Sesampainya di ruangan tempat Amara memompa ASI, seorang perawat wanita yang baru saja keluar ruangan mengajak Raymond bicara.
"Pak Raymond. Mbak Amara sedang memompa ASI, lebih baik Bapak menunggu dulu di luar sampai Mbak Amara selesai."
Raymond mengangguk lalu mencari tempat duduk yang kosong. Hari yang semakin malam dan ditambah hujan yang mengguyur sejak dua jam lalu, membuat udara semakin dingin.
Hampir saja Raymond tertidur jika tidak mendengar suara pintu yang terbuka, diiringi keluarnya dua orang wanita dari dalam ruangan. Raymond melihat raut wajah Amara yang semakin lelah.
"Pak Raymond. ASI Mbak Amara ada 4 kantung dengan ukuran 120 ml. Sepertinya akan semakin banyak. Saya menyarankan Bapak untuk menyediakan frezer khusus ASI di rumah agar ASIPnya tidak terkontaminasi bakteri," jelas sang perawat.
"Baik Sus. Dan kapan saya bisa ketemu dokter dan bertanya keadaan putra saya?" tanya Raymond.
"Dokter anak biasanya datang pagi jam 9 Pak."
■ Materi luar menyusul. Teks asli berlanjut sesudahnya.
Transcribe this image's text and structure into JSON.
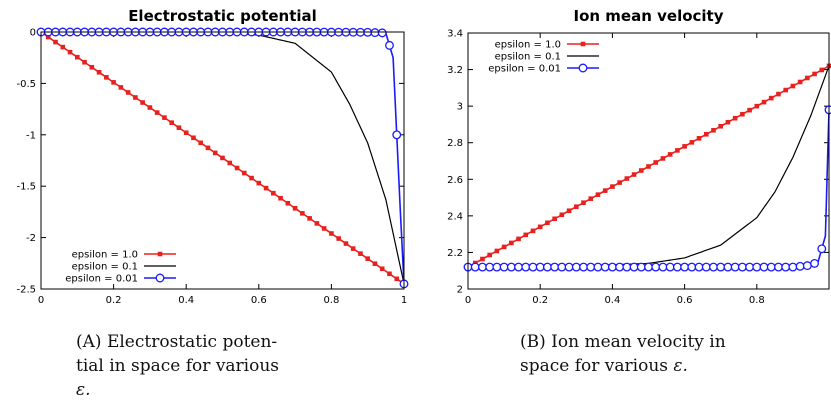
{
  "chart_data": [
    {
      "type": "line",
      "title": "Electrostatic potential",
      "xlabel": "",
      "ylabel": "",
      "xlim": [
        0,
        1
      ],
      "ylim": [
        -2.5,
        0
      ],
      "x_ticks": [
        0,
        0.2,
        0.4,
        0.6,
        0.8,
        1
      ],
      "x_tick_labels": [
        "0",
        "0.2",
        "0.4",
        "0.6",
        "0.8",
        "1"
      ],
      "y_ticks": [
        0,
        -0.5,
        -1,
        -1.5,
        -2,
        -2.5
      ],
      "y_tick_labels": [
        "0",
        "-0.5",
        "-1",
        "-1.5",
        "-2",
        "-2.5"
      ],
      "legend_position": "bottom-left",
      "grid": false,
      "series": [
        {
          "name": "epsilon = 1.0",
          "color": "#e8201e",
          "marker": "square",
          "x": [
            0,
            0.1,
            0.2,
            0.3,
            0.4,
            0.5,
            0.6,
            0.7,
            0.8,
            0.9,
            1.0
          ],
          "y": [
            0,
            -0.245,
            -0.49,
            -0.735,
            -0.98,
            -1.225,
            -1.47,
            -1.715,
            -1.96,
            -2.205,
            -2.45
          ]
        },
        {
          "name": "epsilon = 0.1",
          "color": "#000000",
          "marker": "none",
          "x": [
            0,
            0.3,
            0.5,
            0.6,
            0.7,
            0.8,
            0.85,
            0.9,
            0.95,
            1.0
          ],
          "y": [
            0,
            -0.0003,
            -0.008,
            -0.03,
            -0.11,
            -0.39,
            -0.7,
            -1.08,
            -1.63,
            -2.45
          ]
        },
        {
          "name": "epsilon = 0.01",
          "color": "#1a1aff",
          "marker": "circle",
          "x": [
            0,
            0.1,
            0.2,
            0.3,
            0.4,
            0.5,
            0.6,
            0.7,
            0.8,
            0.9,
            0.95,
            0.97,
            0.99,
            1.0
          ],
          "y": [
            0,
            0,
            0,
            0,
            0,
            0,
            0,
            0,
            -0.001,
            -0.003,
            -0.01,
            -0.25,
            -1.75,
            -2.45
          ]
        }
      ]
    },
    {
      "type": "line",
      "title": "Ion mean velocity",
      "xlabel": "",
      "ylabel": "",
      "xlim": [
        0,
        1
      ],
      "ylim": [
        2,
        3.4
      ],
      "x_ticks": [
        0,
        0.2,
        0.4,
        0.6,
        0.8
      ],
      "x_tick_labels": [
        "0",
        "0.2",
        "0.4",
        "0.6",
        "0.8"
      ],
      "y_ticks": [
        2,
        2.2,
        2.4,
        2.6,
        2.8,
        3,
        3.2,
        3.4
      ],
      "y_tick_labels": [
        "2",
        "2.2",
        "2.4",
        "2.6",
        "2.8",
        "3",
        "3.2",
        "3.4"
      ],
      "legend_position": "top-left",
      "grid": false,
      "series": [
        {
          "name": "epsilon = 1.0",
          "color": "#e8201e",
          "marker": "square",
          "x": [
            0,
            0.1,
            0.2,
            0.3,
            0.4,
            0.5,
            0.6,
            0.7,
            0.8,
            0.9,
            1.0
          ],
          "y": [
            2.12,
            2.23,
            2.34,
            2.45,
            2.56,
            2.67,
            2.78,
            2.89,
            3.0,
            3.11,
            3.22
          ]
        },
        {
          "name": "epsilon = 0.1",
          "color": "#000000",
          "marker": "none",
          "x": [
            0,
            0.3,
            0.5,
            0.6,
            0.7,
            0.8,
            0.85,
            0.9,
            0.95,
            1.0
          ],
          "y": [
            2.12,
            2.125,
            2.14,
            2.17,
            2.24,
            2.39,
            2.53,
            2.72,
            2.95,
            3.22
          ]
        },
        {
          "name": "epsilon = 0.01",
          "color": "#1a1aff",
          "marker": "circle",
          "x": [
            0,
            0.2,
            0.4,
            0.6,
            0.8,
            0.9,
            0.95,
            0.97,
            0.99,
            1.0
          ],
          "y": [
            2.12,
            2.12,
            2.12,
            2.12,
            2.12,
            2.12,
            2.13,
            2.15,
            2.29,
            2.98
          ]
        }
      ]
    }
  ],
  "captions": [
    {
      "label": "(A)",
      "lines": [
        "Electrostatic poten-",
        "tial in space for various"
      ],
      "last_line": "ε."
    },
    {
      "label": "(B)",
      "lines": [
        "Ion mean velocity in",
        "space for various"
      ],
      "last_line": "ε."
    }
  ]
}
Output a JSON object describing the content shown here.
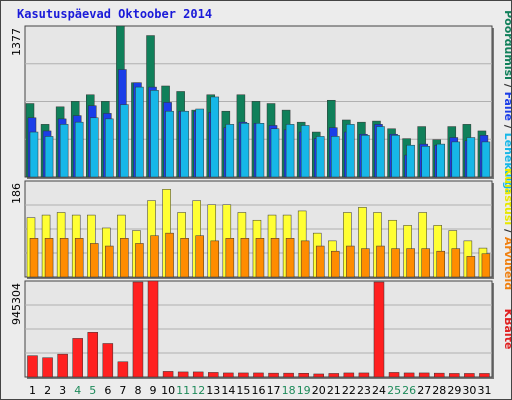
{
  "title": "Kasutuspäevad Oktoober 2014",
  "chart_data": [
    {
      "type": "bar",
      "panel": "top",
      "ytick_label": "1377",
      "right_labels": [
        {
          "text": "Pöördumisi",
          "color": "#10805a"
        },
        {
          "text": " / ",
          "color": "#333333"
        },
        {
          "text": "Faile",
          "color": "#1b3ee8"
        },
        {
          "text": " / ",
          "color": "#333333"
        },
        {
          "text": "Lehekülgi",
          "color": "#16b7e8"
        }
      ],
      "categories": [
        "1",
        "2",
        "3",
        "4",
        "5",
        "6",
        "7",
        "8",
        "9",
        "10",
        "11",
        "12",
        "13",
        "14",
        "15",
        "16",
        "17",
        "18",
        "19",
        "20",
        "21",
        "22",
        "23",
        "24",
        "25",
        "26",
        "27",
        "28",
        "29",
        "30",
        "31"
      ],
      "ylim": [
        0,
        1377
      ],
      "series": [
        {
          "name": "Pöördumisi",
          "color": "#10805a",
          "values": [
            670,
            480,
            640,
            690,
            750,
            690,
            1377,
            860,
            1290,
            830,
            780,
            610,
            750,
            600,
            750,
            690,
            670,
            610,
            500,
            410,
            700,
            520,
            500,
            510,
            440,
            350,
            460,
            340,
            460,
            480,
            420
          ]
        },
        {
          "name": "Faile",
          "color": "#1b3ee8",
          "values": [
            540,
            420,
            530,
            560,
            650,
            580,
            980,
            860,
            820,
            680,
            600,
            600,
            590,
            450,
            500,
            490,
            470,
            430,
            410,
            350,
            450,
            410,
            390,
            480,
            390,
            200,
            300,
            290,
            360,
            330,
            380
          ]
        },
        {
          "name": "Lehekülgi",
          "color": "#16b7e8",
          "values": [
            410,
            370,
            480,
            500,
            540,
            530,
            660,
            820,
            790,
            600,
            600,
            620,
            730,
            480,
            490,
            490,
            440,
            480,
            470,
            370,
            370,
            480,
            380,
            460,
            380,
            290,
            280,
            300,
            320,
            360,
            320
          ]
        }
      ]
    },
    {
      "type": "bar",
      "panel": "middle",
      "ytick_label": "186",
      "right_labels": [
        {
          "text": "Külastusi",
          "color": "#e8e800"
        },
        {
          "text": " / ",
          "color": "#333333"
        },
        {
          "text": "Arvuteid",
          "color": "#f08010"
        }
      ],
      "categories": [
        "1",
        "2",
        "3",
        "4",
        "5",
        "6",
        "7",
        "8",
        "9",
        "10",
        "11",
        "12",
        "13",
        "14",
        "15",
        "16",
        "17",
        "18",
        "19",
        "20",
        "21",
        "22",
        "23",
        "24",
        "25",
        "26",
        "27",
        "28",
        "29",
        "30",
        "31"
      ],
      "ylim": [
        0,
        186
      ],
      "series": [
        {
          "name": "Külastusi",
          "color": "#ffff33",
          "values": [
            115,
            120,
            125,
            120,
            120,
            95,
            120,
            90,
            148,
            170,
            125,
            148,
            140,
            140,
            125,
            110,
            120,
            120,
            128,
            85,
            70,
            125,
            135,
            125,
            110,
            100,
            125,
            100,
            90,
            70,
            56
          ]
        },
        {
          "name": "Arvuteid",
          "color": "#ff8c00",
          "values": [
            75,
            75,
            75,
            75,
            65,
            60,
            75,
            65,
            80,
            85,
            75,
            80,
            70,
            75,
            75,
            75,
            75,
            75,
            70,
            60,
            50,
            60,
            55,
            60,
            55,
            55,
            55,
            50,
            55,
            40,
            45
          ]
        }
      ]
    },
    {
      "type": "bar",
      "panel": "bottom",
      "ytick_label": "945304",
      "right_labels": [
        {
          "text": "KBaite",
          "color": "#e02020"
        }
      ],
      "categories": [
        "1",
        "2",
        "3",
        "4",
        "5",
        "6",
        "7",
        "8",
        "9",
        "10",
        "11",
        "12",
        "13",
        "14",
        "15",
        "16",
        "17",
        "18",
        "19",
        "20",
        "21",
        "22",
        "23",
        "24",
        "25",
        "26",
        "27",
        "28",
        "29",
        "30",
        "31"
      ],
      "weekend_days": [
        4,
        5,
        11,
        12,
        18,
        19,
        25,
        26
      ],
      "ylim": [
        0,
        945304
      ],
      "series": [
        {
          "name": "KBaite",
          "color": "#ff2020",
          "values": [
            210000,
            190000,
            225000,
            380000,
            440000,
            330000,
            150000,
            935000,
            945304,
            55000,
            50000,
            50000,
            45000,
            40000,
            40000,
            40000,
            38000,
            38000,
            37000,
            30000,
            35000,
            40000,
            40000,
            935000,
            45000,
            40000,
            40000,
            38000,
            35000,
            35000,
            35000
          ]
        }
      ]
    }
  ]
}
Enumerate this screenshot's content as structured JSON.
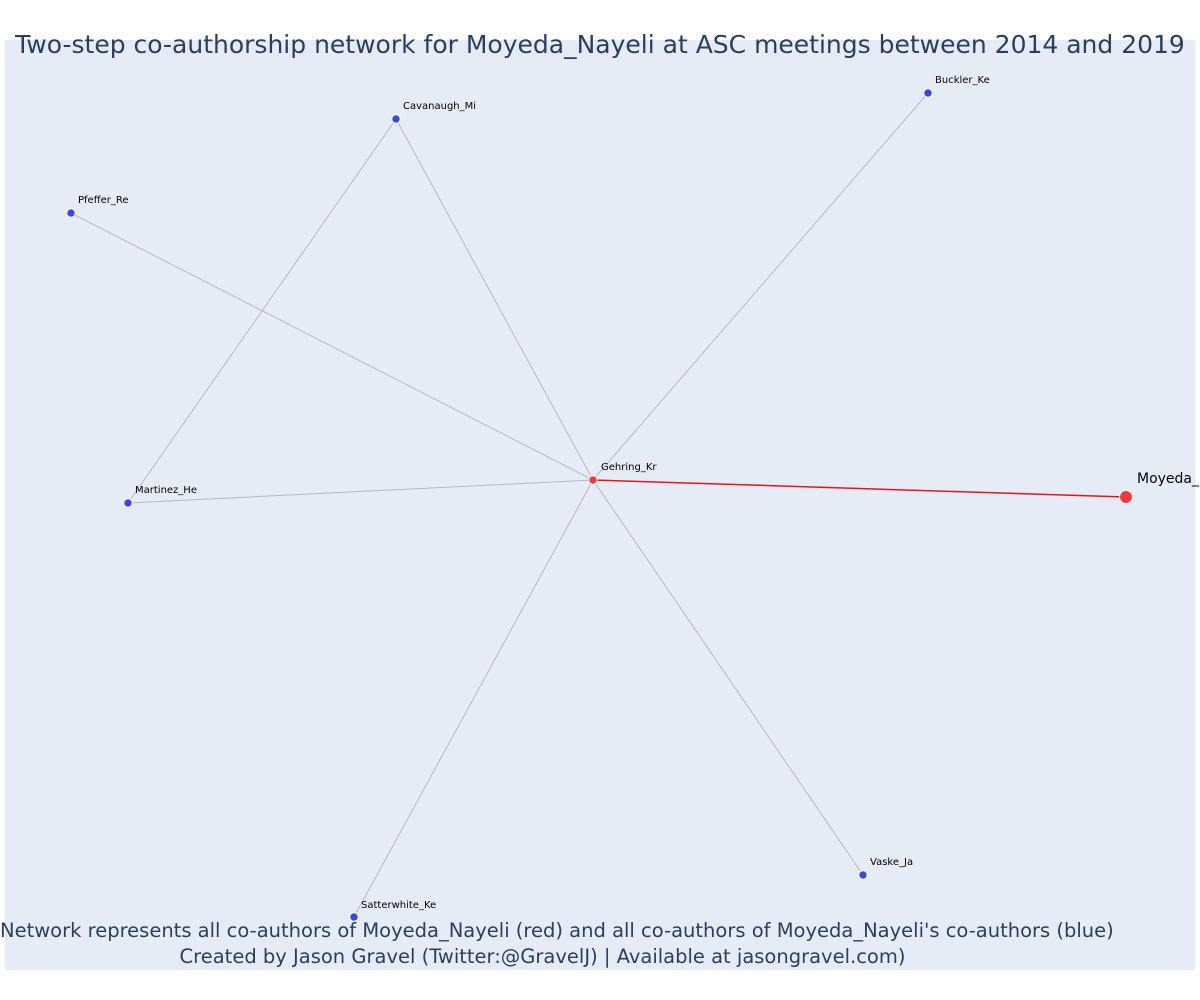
{
  "title": "Two-step co-authorship network for Moyeda_Nayeli at ASC meetings between 2014 and 2019",
  "footer": {
    "line1": "Network represents all co-authors of Moyeda_Nayeli (red) and all co-authors of Moyeda_Nayeli's co-authors (blue)",
    "line2": "Created by Jason Gravel (Twitter:@GravelJ) | Available at jasongravel.com)"
  },
  "colors": {
    "background": "#e5ecf6",
    "title": "#2a3f5f",
    "first_degree_node": "#ef3b3b",
    "second_degree_node": "#3b45e8",
    "main_edge": "#e8131b",
    "secondary_edge": "#b8b8c8"
  },
  "network": {
    "nodes": [
      {
        "id": "Moyeda_Nayeli",
        "label": "Moyeda_",
        "group": "ego"
      },
      {
        "id": "Gehring_Kr",
        "label": "Gehring_Kr",
        "group": "co-author"
      },
      {
        "id": "Cavanaugh_Mi",
        "label": "Cavanaugh_Mi",
        "group": "second-degree"
      },
      {
        "id": "Buckler_Ke",
        "label": "Buckler_Ke",
        "group": "second-degree"
      },
      {
        "id": "Pfeffer_Re",
        "label": "Pfeffer_Re",
        "group": "second-degree"
      },
      {
        "id": "Martinez_He",
        "label": "Martinez_He",
        "group": "second-degree"
      },
      {
        "id": "Satterwhite_Ke",
        "label": "Satterwhite_Ke",
        "group": "second-degree"
      },
      {
        "id": "Vaske_Ja",
        "label": "Vaske_Ja",
        "group": "second-degree"
      }
    ],
    "edges": [
      {
        "source": "Gehring_Kr",
        "target": "Moyeda_Nayeli",
        "type": "main"
      },
      {
        "source": "Gehring_Kr",
        "target": "Cavanaugh_Mi",
        "type": "secondary"
      },
      {
        "source": "Gehring_Kr",
        "target": "Buckler_Ke",
        "type": "secondary"
      },
      {
        "source": "Gehring_Kr",
        "target": "Pfeffer_Re",
        "type": "secondary"
      },
      {
        "source": "Gehring_Kr",
        "target": "Martinez_He",
        "type": "secondary"
      },
      {
        "source": "Gehring_Kr",
        "target": "Satterwhite_Ke",
        "type": "secondary"
      },
      {
        "source": "Gehring_Kr",
        "target": "Vaske_Ja",
        "type": "secondary"
      },
      {
        "source": "Cavanaugh_Mi",
        "target": "Martinez_He",
        "type": "secondary"
      }
    ]
  }
}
"Apa tidak ada jadwal praktik setelah jam 1 siang? Besok pagi saya ada kelas jam 07.30," tanya Raymond kembali.
"Maaf Pak Raymond. Dokternya sudah pulang saat selesai praktik pagi. Ah ... kenapa tidak Mbak Amara yang menemui dokter dan bertanya langsung mengenai keadaan Theodore?" usul perawat yang membuat keduanya saling menatap.
"Tapi kondisi Amara belum cukup sehat untuk bepergian terus menerus," ucap Raymond yang membuat asumsi sendiri.
Perawat itu menoleh ke arah Amara, dahinya berkerut saat melihat gadis yang baru saja kehilangan bayinya itu. Setelah 1 menit, perawat itu menjentikan jarinya.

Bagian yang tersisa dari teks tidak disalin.